Enfants déguisés en piratesUn pirate est un aventurier, un bandit, un hors-la-loi courant les mers pour piller des navires, n’hésitant pas à massacrer des équipages. Il sème la terreur chez les honnêtes marins.

Le mot pirate vient du grec "peiratès" qui signifie "qui saisit violemment".

La piraterie remonte aux origines de la navigation et du commerce maritime.

Partout où circulent des richesses par les voies maritimes, on trouve des pirates.

Historique

En Méditerranée, depuis la Haute Antiquité, les peuples côtiers se livraient à la piraterie.
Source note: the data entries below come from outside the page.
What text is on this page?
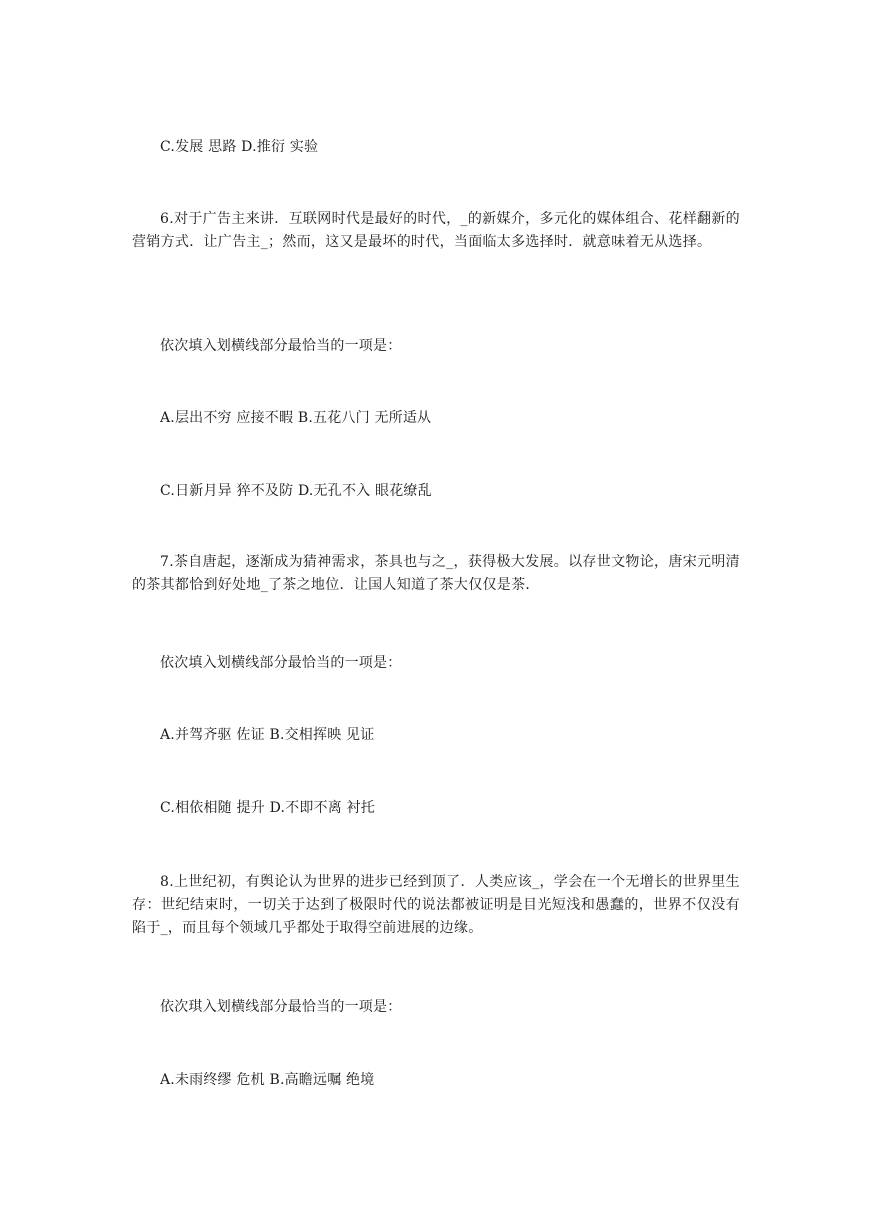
C.发展 思路 D.推衍 实验
6.对于广告主来讲．互联网时代是最好的时代，_的新媒介，多元化的媒体组合、花样翻新的营销方式．让广告主_；然而，这又是最坏的时代，当面临太多选择时．就意味着无从选择。
依次填入划横线部分最恰当的一项是：
A.层出不穷 应接不暇 B.五花八门 无所适从
C.日新月异 猝不及防 D.无孔不入 眼花缭乱
7.茶自唐起，逐渐成为猜神需求，茶具也与之_，获得极大发展。以存世文物论，唐宋元明清的茶其都恰到好处地_了茶之地位．让国人知道了茶大仅仅是茶．
依次填入划横线部分最恰当的一项是：
A.并驾齐驱 佐证 B.交相挥映 见证
C.相依相随 提升 D.不即不离 衬托
8.上世纪初，有舆论认为世界的进步已经到顶了．人类应该_，学会在一个无增长的世界里生存：世纪结束时，一切关于达到了极限时代的说法都被证明是目光短浅和愚蠢的，世界不仅没有陷于_，而且每个领域几乎都处于取得空前进展的边缘。
依次琪入划横线部分最恰当的一项是：
A.未雨终缪 危机 B.高瞻远嘱 绝境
Par exemple, les Etoliens en faisaient un instrument de politique extérieure. Ensuite, entre les VIIIème et IXème siècles, des pirates opérèrent dans des mers plus septentrionales (Baltique, mer du Nord) : les Normands furent parmi les pirates les plus actifs de l’Occident.

Pour protéger leur commerce maritime, les villes de l’Europe du Nord créent des hanses, c’est-à-dire des associations de marchands ou de cités marchandes. Elles prennent des dispositions contre la piraterie.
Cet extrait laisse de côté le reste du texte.